Hunt calls for ‘decisive’ increase in UK defence spending after Brexit
Britain should be prepared to “decisively” raise the proportion of national income it spends on defence once it has left the EU, Foreign Secretary Jeremy Hunt has said.
Mr Hunt said major increase in military spending would demonstrate the the UK’s commitment to defending democratic values at a time of growing global uncertainty.
Addressing the Lord Mayor of London’s banquet at the Mansion House, he said the additional funding should be for new capabilities, such as cyber and artificial intelligence, rather than “plugging gaps” in existing plans.
At the same time, he warned that it was not sustainable to expect the US to carry on spending 4% of its GDP on defence while other Nato allies spent only 1% to 2%.
“For these and other reasons I believe it is time for the next strategic defence and security review to ask whether, over the coming decade, we should decisively increase the proportion of GDP we devote to defence,” he said.
“The outcome of such investment should demonstrate beyond doubt that when we say Britain stands for the defence of democratic values, when we promise never to leave our great ally, the United States, to perform this task alone, then we are as good as our word and in doing so we encourage other democracies who share our values to follow suit.”
The Foreign Secretary is widely expected to be a contender for the Tory leadership when Theresa May steps down, and his address will be seen as a pitch to Conservative MPs concerned about the level of defence spending.
He acknowledged the UK currently accounted for almost 20% of total EU defence spending, and that British forces possessed a “hugely disproportionate share” of some key capabilities such as heavy lift transport aircraft.
But at a time of evolving threats, he said the country needed to be prepared to do more to defend its traditional values.
“We are in a multipolar world without the assurance provided by unquestioned American dominance,” he said.
“We face a more aggressive Russia and a more assertive China.
“We simply do not know what the balance of power in the world will be in 25 years time.
“At the same time the nature of warfare is changing.

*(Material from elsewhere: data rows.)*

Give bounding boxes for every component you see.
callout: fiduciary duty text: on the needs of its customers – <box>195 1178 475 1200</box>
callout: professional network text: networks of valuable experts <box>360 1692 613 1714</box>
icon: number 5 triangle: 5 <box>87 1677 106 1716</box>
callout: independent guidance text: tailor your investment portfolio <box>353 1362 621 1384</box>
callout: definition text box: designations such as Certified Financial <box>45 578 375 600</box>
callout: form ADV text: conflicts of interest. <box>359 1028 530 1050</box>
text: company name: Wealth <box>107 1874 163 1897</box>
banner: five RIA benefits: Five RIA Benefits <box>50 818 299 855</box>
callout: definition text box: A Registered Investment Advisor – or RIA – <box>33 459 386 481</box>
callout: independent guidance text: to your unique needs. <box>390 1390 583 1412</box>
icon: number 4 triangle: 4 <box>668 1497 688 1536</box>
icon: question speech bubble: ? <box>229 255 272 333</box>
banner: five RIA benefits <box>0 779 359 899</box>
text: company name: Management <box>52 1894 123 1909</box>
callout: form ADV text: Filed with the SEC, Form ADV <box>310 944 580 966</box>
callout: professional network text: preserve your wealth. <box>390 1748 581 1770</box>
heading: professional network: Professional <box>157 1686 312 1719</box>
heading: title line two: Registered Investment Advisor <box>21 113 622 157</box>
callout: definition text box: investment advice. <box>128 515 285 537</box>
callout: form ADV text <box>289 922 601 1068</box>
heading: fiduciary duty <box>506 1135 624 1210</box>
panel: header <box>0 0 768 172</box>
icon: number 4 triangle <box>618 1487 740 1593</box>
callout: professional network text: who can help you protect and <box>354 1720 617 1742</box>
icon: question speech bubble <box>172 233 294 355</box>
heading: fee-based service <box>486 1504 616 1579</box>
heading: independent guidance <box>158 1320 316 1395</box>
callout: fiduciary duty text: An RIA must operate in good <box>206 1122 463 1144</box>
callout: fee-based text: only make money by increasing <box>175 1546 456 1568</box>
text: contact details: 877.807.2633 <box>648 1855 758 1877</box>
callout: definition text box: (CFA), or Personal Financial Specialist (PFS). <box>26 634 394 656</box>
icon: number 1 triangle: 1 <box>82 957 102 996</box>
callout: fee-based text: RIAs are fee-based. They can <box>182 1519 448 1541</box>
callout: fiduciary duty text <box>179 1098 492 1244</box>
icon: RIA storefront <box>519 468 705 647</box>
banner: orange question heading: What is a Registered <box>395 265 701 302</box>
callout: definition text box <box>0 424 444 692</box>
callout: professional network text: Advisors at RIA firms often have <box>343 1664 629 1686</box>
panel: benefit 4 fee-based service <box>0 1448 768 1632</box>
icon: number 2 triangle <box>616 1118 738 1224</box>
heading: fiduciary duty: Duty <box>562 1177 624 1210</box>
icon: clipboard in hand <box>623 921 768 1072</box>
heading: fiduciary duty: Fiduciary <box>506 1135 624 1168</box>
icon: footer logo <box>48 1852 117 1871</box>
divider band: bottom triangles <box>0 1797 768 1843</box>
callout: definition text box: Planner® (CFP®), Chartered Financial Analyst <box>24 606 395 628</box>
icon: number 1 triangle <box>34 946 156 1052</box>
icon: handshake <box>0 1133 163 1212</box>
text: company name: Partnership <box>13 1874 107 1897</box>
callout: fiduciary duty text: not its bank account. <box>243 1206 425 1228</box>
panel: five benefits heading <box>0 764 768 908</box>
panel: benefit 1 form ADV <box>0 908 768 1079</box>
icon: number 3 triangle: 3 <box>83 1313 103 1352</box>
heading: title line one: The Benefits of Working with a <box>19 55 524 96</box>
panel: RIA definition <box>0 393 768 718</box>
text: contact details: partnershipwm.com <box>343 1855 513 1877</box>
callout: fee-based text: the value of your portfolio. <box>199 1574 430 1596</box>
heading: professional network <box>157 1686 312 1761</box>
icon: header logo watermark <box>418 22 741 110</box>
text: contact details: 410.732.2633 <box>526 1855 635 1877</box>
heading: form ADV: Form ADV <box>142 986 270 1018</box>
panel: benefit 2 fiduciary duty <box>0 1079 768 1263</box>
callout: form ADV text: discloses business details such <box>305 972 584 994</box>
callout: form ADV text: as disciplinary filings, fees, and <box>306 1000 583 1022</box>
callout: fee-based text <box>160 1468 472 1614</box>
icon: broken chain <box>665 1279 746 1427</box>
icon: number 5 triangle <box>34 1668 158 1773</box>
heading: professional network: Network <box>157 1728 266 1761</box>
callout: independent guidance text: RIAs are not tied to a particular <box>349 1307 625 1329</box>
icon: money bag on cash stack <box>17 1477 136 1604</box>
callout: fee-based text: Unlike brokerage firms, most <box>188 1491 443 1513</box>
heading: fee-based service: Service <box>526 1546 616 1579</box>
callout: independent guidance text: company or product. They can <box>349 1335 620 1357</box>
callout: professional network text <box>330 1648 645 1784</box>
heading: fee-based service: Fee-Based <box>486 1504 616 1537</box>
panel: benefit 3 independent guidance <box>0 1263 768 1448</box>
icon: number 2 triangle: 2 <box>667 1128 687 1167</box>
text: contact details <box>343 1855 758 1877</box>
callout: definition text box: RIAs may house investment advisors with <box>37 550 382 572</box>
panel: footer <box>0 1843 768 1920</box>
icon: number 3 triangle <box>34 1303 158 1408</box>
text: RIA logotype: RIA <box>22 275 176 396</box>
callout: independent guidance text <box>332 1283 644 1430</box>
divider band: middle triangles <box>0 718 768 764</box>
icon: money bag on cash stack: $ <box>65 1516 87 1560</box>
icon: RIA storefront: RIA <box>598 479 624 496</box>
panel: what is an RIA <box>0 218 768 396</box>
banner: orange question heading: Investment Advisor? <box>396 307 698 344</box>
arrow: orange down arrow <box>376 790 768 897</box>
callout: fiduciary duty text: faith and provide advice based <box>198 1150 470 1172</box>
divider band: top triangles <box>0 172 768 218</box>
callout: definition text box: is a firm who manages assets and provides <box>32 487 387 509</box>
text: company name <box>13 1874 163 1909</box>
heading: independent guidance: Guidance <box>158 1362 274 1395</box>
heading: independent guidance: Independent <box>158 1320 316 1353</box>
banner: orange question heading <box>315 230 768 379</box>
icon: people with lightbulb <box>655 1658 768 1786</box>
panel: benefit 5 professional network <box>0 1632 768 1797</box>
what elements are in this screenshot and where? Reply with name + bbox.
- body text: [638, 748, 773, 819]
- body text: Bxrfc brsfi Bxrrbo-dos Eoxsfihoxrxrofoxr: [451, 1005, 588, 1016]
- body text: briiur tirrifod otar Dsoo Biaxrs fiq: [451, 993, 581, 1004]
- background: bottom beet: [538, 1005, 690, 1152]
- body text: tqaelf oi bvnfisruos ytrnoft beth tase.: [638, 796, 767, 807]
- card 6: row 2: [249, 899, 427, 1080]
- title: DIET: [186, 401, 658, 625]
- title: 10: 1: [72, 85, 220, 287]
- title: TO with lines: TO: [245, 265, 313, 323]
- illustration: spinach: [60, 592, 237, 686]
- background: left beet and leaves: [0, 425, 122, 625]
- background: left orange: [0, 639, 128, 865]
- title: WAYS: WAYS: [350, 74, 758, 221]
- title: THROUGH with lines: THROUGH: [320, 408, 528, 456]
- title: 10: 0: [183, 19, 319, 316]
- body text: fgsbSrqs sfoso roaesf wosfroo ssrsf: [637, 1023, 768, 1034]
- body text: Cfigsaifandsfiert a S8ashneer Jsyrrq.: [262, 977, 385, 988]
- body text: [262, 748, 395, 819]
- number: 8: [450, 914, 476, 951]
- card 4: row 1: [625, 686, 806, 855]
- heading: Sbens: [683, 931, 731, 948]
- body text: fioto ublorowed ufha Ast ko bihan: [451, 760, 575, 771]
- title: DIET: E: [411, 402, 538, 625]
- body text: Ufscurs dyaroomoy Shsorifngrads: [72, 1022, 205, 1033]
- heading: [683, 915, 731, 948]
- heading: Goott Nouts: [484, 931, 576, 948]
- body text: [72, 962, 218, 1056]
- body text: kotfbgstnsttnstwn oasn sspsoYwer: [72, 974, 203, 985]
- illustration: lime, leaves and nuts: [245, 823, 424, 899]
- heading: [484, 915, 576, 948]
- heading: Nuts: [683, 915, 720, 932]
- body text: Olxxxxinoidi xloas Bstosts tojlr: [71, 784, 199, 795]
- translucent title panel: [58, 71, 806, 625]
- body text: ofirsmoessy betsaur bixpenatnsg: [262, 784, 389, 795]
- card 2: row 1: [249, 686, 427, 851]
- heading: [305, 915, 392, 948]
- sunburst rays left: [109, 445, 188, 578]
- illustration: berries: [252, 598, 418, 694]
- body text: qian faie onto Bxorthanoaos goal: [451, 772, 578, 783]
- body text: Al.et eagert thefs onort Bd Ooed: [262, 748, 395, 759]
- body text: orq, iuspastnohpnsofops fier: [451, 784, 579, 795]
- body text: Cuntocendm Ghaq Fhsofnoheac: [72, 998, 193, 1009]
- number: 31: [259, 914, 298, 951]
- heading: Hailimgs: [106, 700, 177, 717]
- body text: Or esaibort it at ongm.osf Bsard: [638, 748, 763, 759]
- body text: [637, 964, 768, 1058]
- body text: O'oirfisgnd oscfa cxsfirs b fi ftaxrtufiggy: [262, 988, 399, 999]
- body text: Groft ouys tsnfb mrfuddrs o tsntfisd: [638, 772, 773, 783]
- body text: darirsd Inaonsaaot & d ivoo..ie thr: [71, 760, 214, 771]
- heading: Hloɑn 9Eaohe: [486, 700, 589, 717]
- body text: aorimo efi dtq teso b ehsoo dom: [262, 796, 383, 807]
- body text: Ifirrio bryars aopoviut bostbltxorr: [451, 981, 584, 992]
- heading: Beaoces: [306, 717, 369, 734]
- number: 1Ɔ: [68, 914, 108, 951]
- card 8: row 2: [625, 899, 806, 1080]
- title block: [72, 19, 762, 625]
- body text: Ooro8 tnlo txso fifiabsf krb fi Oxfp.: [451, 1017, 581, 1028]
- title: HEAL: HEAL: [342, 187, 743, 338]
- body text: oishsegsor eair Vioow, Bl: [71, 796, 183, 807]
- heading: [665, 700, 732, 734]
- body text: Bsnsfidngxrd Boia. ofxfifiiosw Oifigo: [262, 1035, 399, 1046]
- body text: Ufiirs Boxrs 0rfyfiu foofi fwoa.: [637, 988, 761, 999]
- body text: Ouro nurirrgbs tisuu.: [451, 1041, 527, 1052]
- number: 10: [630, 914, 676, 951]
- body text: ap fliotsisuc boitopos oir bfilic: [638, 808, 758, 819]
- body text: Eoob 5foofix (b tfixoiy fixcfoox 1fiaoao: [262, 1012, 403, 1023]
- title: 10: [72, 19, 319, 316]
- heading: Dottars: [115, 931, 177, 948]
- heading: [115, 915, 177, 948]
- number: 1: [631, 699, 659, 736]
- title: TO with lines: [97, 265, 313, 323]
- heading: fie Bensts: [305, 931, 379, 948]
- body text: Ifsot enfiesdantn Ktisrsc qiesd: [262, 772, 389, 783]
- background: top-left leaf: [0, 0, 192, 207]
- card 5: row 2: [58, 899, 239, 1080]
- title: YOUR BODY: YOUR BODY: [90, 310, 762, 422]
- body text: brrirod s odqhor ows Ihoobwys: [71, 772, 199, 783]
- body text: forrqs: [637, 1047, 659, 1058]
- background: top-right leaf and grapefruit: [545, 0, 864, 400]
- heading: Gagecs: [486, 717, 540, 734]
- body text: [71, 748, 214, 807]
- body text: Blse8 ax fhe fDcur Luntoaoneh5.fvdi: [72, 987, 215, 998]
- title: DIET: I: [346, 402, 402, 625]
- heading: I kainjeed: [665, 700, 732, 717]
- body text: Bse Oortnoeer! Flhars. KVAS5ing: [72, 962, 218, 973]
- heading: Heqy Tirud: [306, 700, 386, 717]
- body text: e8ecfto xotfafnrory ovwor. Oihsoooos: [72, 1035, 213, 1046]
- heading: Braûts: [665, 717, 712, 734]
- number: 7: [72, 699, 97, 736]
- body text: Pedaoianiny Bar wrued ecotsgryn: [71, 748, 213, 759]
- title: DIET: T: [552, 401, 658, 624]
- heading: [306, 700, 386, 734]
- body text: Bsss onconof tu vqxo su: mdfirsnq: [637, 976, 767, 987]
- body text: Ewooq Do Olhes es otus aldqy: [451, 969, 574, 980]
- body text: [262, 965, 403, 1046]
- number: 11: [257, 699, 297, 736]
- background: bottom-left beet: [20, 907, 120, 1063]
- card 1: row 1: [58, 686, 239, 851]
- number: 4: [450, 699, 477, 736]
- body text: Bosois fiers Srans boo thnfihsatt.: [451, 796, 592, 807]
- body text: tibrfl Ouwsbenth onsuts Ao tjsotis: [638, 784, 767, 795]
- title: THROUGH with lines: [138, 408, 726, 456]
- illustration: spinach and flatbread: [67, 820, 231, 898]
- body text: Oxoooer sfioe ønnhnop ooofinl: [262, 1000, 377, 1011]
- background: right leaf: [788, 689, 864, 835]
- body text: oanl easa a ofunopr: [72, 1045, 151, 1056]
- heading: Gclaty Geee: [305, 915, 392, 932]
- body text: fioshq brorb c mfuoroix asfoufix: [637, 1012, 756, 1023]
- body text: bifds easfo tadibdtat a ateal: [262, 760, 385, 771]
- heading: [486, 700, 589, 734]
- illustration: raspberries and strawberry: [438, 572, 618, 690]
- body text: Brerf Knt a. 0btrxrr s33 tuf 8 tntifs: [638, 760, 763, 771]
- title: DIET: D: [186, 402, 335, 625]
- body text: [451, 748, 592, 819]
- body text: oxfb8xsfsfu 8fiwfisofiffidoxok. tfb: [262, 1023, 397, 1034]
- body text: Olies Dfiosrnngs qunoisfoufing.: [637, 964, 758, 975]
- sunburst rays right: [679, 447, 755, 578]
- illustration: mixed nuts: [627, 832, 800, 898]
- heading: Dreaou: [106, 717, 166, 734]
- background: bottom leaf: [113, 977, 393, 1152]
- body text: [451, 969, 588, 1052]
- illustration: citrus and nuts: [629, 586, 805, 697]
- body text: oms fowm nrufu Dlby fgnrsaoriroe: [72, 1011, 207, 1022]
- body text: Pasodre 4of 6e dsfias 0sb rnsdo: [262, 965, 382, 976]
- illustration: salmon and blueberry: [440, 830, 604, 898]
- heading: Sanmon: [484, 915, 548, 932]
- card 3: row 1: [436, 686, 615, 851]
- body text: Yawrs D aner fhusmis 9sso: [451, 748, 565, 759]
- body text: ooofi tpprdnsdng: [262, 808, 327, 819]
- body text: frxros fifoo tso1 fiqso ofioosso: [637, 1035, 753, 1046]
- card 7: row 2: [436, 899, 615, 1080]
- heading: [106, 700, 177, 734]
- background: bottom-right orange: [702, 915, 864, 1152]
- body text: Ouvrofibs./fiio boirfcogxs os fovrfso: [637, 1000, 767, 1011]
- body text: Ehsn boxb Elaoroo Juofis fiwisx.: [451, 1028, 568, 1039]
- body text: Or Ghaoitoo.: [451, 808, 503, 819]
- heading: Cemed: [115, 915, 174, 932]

“The conflicts of tomorrow could well start with a cyber attack, then escalate into precision strikes by hypersonic missiles followed by swarms of unmanned aircraft.
“The new domains of space and cyber and the immense capabilities of artificial intelligence will transform the conduct of warfare.
“If we want Britain to defend the Enlightenment values that owe so much to our finest thinkers, like David Hume in Edinburgh and Adam Smith in Glasgow, then we need to be leaders in these areas too.”